5.10. Wrap-Up

In this chapter, you built a Flag Quiz app that tests a user’s ability to correctly identify country flags. A key feature of this chapter was using Fragments to create portions of an Activity’s GUI. You used two activities to display the QuizFragment and the Settings-Fragment when the app was running in portrait orientation, and one Activity to display both Fragments when the app was running on a tablet in landscape orientation—thus, making better use of the available screen real estate. You used a subclass of PreferenceFragment to automatically maintain and persist the app’s settings and a subclass of DialogFragment to display an AlertDialog to the user. We discussed portions of a Fragment’s lifecycle and showed how to use the FragmentManager to obtain a reference to a Fragment so that you could interact with it programmatically.

In portrait orientation, you used the app’s action menu to enable the user to display the SettingsActivity containing the SettingsFragment. To launch the SettingsActivity, you used an explicit Intent.

We showed how to use Android’s WindowManager to obtain a Display object so that you could determine whether the app was running on a tablet in landscape orientation. In this case, you prevented the menu from displaying because the SettingsFragment was already on the screen.

We demonstrated how to manage a large number of image resources using subfolders in the app’s assets folder and how to access those resources via an AssetManager. You created a Drawable from an image’s bytes by reading them from an InputStream, then displayed the Drawable in an ImageView.

You learned about additional subfolders of the app’s res folder—menu for storing menu resource files, anim for storing animation resource files and xml for storing raw XML data files. We also discussed how to use qualifiers to create a folder for storing a layout that should be used only on large devices in landscape orientation.

You used Toasts to briefly display minor error or informational messages. To display the next flag in the quiz after a short delay, you used a Handler, which executes a Runnable after a specified number of milliseconds. You learned that a Handler’s Runnable executes in the thread that created the Handler (the GUI thread in this app).

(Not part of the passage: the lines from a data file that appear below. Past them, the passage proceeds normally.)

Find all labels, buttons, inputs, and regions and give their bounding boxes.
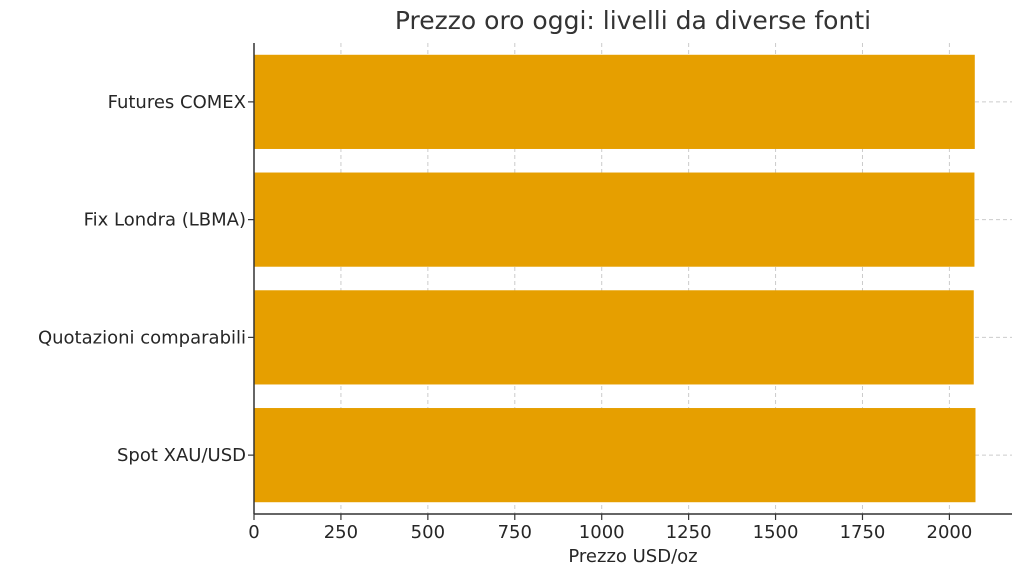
bar-fix-londra-lbma- bbox=[254, 172, 975, 267]
y-tick-label: Futures COMEX bbox=[108, 92, 246, 113]
x-tick-label: 0 bbox=[248, 522, 259, 543]
y-tick-label: Quotazioni comparabili bbox=[38, 327, 246, 348]
x-tick-label: 500 bbox=[411, 522, 445, 543]
x-tick-label: 1250 bbox=[666, 522, 712, 543]
bar-quotazioni-comparabili bbox=[254, 290, 974, 385]
x-tick-label: 250 bbox=[324, 522, 358, 543]
x-tick-label: 1500 bbox=[753, 522, 799, 543]
x-axis-label: Prezzo USD/oz bbox=[568, 546, 697, 567]
bar-spot-xau-usd bbox=[254, 408, 976, 503]
chart-title: Prezzo oro oggi: livelli da diverse font… bbox=[394, 6, 872, 35]
axes bbox=[253, 43, 1012, 515]
x-tick-label: 1750 bbox=[840, 522, 886, 543]
y-ticks: Spot XAU/USD Quotazioni comparabili Fix Lo… bbox=[38, 92, 254, 466]
y-tick-label: Fix Londra (LBMA) bbox=[84, 210, 246, 231]
x-tick-label: 1000 bbox=[579, 522, 625, 543]
x-tick-label: 750 bbox=[498, 522, 532, 543]
x-tick-label: 2000 bbox=[927, 522, 973, 543]
y-tick-label: Spot XAU/USD bbox=[117, 445, 246, 466]
x-ticks: 0 250 500 750 1000 1250 1500 1750 2000 bbox=[248, 514, 972, 543]
bar-futures-comex bbox=[254, 54, 975, 149]
bars bbox=[254, 54, 976, 503]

We defined an Animation in XML and applied it to the app’s ImageView when the user guessed incorrectly to provide visual feedback to the user. You learned how to log exceptions for debugging purposes with Android’s built-in logging mechanism and class Log. You also used additional classes and interfaces from the java.util package, including List, ArrayList, Collections and Set.

In Chapter 6, you’ll create a Cannon Game using multithreading and frame-by-frame animation. You’ll handle touch gestures to fire a cannon. You’ll learn how to create a game loop that updates the display as fast as possible to create smooth animations and to make the game feel like it executes at the same speed regardless of a given device’s processor speed. We’ll also show how to perform simple collision detection.